Lettres du commandant Coudreux à son frère (1804-1815)
Paris, 10 octobre 1814
Je suis arrivé à Paris hier matin. Avec quelle impatience, avec quelle joie, mon cher ami, j'ai lu et relu vingt fois ta lettre du 6 courant ! Depuis vingt-sept mois, je n'avais reçu que deux lignes de toi à Saratow ; ces deux lignes étaient l'expression de la tendre amitié que tu m'as toujours témoignée. Je me trouve heureux, parfaitement heureux puisque le ciel vous a conservés tous. Embrasse bien tendrement pour moi ma chère mère, ta femme et tes enfants.
J'ai fait une campagne bien malheureuse en Russie : blessé grièvement à Smolensk le 18 août, mais rempli d'une ambition assez naturelle à un jeune militaire, j'en partis le 1er septembre, avec mon bras en écharpe, pour rejoindre l'armée. J'arrivai à mon régiment le 6 au soir, après avoir fait 72 lieues en six jours, et je me trouvai avec lui aux affaires du 7 et du 8, où nous fûmes réduits à 540 hommes. Je traversai Moscou le 14 avec l'avant-garde ; le lendemain nous poursuivîmes l'ennemi et nous échangeâmes avec lui tous les jours quelques centaines de boulets, jusqu'aux environs de Kalouga, où nous eûmes encore le 4 octobre une affaire fort chaude qui me valut le grade de chef de bataillon.

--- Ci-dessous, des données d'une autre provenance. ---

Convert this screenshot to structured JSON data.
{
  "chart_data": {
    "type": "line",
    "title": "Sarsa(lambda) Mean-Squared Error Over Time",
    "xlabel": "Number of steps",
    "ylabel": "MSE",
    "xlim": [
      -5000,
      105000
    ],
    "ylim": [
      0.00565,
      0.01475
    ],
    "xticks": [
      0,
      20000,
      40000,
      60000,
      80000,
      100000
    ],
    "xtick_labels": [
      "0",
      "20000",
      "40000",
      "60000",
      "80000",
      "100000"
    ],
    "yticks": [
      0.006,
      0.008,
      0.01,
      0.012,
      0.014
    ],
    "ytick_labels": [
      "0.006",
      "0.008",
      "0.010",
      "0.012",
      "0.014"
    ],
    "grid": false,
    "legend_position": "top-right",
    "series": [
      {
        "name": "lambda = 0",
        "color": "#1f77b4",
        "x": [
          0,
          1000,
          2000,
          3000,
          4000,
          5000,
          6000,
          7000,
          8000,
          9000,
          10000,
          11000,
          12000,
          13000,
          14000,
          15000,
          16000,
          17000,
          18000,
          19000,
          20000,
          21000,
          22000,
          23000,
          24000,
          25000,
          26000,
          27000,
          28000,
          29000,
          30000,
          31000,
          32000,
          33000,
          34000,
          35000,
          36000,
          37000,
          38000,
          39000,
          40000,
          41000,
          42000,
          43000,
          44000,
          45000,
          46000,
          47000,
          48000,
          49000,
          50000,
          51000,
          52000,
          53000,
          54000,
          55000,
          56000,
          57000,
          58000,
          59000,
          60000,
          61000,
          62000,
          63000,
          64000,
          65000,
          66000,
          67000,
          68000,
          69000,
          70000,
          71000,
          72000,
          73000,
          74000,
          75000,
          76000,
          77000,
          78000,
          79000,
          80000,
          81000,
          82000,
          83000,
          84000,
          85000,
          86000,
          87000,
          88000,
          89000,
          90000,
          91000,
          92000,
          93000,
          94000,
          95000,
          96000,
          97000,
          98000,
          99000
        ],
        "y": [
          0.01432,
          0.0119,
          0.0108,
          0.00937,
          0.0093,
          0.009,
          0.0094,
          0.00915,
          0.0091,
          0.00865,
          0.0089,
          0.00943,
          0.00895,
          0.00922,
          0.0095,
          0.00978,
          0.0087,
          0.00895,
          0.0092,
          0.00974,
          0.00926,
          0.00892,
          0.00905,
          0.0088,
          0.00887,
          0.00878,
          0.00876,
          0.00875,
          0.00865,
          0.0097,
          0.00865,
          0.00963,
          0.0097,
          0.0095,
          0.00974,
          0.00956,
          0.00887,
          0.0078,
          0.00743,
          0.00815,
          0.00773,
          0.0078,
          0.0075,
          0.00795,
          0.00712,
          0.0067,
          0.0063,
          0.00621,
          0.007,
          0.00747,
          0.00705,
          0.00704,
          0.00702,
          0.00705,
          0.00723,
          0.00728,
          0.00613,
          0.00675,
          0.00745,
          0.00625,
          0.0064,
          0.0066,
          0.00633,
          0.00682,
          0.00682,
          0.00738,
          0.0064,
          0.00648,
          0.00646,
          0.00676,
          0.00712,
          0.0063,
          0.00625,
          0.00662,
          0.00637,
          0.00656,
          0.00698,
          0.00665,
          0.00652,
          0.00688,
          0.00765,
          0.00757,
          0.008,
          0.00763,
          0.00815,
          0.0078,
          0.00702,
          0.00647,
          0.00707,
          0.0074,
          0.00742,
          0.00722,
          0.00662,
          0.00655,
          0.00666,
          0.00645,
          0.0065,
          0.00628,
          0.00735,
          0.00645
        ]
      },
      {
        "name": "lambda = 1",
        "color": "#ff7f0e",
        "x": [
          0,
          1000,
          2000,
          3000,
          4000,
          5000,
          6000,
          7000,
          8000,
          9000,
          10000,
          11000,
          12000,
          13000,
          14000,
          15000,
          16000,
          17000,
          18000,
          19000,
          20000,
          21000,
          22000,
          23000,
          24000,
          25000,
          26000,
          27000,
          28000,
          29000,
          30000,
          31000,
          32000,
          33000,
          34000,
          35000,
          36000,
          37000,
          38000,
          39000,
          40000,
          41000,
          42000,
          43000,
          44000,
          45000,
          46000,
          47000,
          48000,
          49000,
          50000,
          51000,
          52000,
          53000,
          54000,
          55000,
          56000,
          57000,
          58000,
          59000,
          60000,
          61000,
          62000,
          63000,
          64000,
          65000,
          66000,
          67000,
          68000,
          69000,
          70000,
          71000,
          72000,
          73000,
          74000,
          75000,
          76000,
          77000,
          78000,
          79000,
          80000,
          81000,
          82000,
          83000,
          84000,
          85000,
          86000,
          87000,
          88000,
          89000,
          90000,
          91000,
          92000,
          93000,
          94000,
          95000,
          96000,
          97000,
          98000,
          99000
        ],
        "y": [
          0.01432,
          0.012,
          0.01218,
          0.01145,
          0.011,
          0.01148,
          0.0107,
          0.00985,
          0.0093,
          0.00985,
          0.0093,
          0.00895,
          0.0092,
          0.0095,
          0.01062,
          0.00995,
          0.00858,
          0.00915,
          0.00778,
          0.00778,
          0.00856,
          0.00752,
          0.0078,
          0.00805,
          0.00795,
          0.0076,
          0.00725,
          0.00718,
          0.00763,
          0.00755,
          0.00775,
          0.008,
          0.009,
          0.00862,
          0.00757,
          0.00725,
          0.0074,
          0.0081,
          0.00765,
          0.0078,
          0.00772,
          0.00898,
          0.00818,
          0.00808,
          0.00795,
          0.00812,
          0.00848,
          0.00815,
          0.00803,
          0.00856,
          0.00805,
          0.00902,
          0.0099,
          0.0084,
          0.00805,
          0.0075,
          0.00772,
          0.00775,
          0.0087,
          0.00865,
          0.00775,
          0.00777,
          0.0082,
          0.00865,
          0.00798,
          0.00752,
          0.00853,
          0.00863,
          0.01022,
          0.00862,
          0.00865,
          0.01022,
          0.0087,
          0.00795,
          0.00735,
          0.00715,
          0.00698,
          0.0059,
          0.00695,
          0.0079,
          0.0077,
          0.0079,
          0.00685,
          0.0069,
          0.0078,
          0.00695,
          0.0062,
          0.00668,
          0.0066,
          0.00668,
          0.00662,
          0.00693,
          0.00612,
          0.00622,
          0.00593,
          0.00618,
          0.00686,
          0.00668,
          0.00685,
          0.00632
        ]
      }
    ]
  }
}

La fatale retraite commença enfin le 18 ; je me trouvai à l'arrière-garde. Nous nous battîmes souvent, et, le 3 novembre, j'eus un cheval tué sous moi d'un coup de canon. Mon bras souffrit beaucoup de ma chute, et je fus de nouveau blessé légèrement au pied et au genou droit. Il m'eût été facile alors de me retirer et de gagner la Prusse, mais j'étais le seul chef de bataillon présent au régiment : le major venait de passer colonel ; l'occasion était belle ; je voulus la saisir, et je vins me faire prendre à Krasnoë le 18 novembre, après avoir reçu à l'attaque d'une batterie un coup de baïonnette dans la poitrine et un coup de sabre sur la tête.
Comment te peindre tout ce que j'ai eu à souffrir pendant une marche de quatre mois, à travers toute la Russie ? Blessé, sans un sol, couvert de haillons, dévoré par la vermine, exposé à être massacré à chaque instant par une population exaspérée et furieuse, j'ai vu mourir autour de moi, de misère et de faim, la plus grande partie de mes infortunés camarades ! Le courage cependant ne m'a jamais abandonné, et je suis enfin arrivé à Saratow, où nous avons eu le bonheur de trouver pour gouverneur un homme généreux et humain, dont la conduite noble et pleine de délicatesse nous a complètement vengés de la manière infâme avec laquelle nous avions été traités tout le long de la route.
En arrivant à Paris, j'éprouve des malheurs d'une autre espèce. Les deux chevaux qui me restaient à Krasnoë sont morts dans la retraite ; tous les magasins de Dantzig ont été pillés ; quelques officiers de mon régiment qui me devaient une vingtaine de louis, ont disparu en Russie ; enfin, il ne me reste plus rien, absolument rien de plus de 4.000 francs d'effets et de chevaux ! On me doit heureusement plus de 5.000 francs de soldes et d'indemnités, mais il ne faut pas espérer d'etre payé si tôt.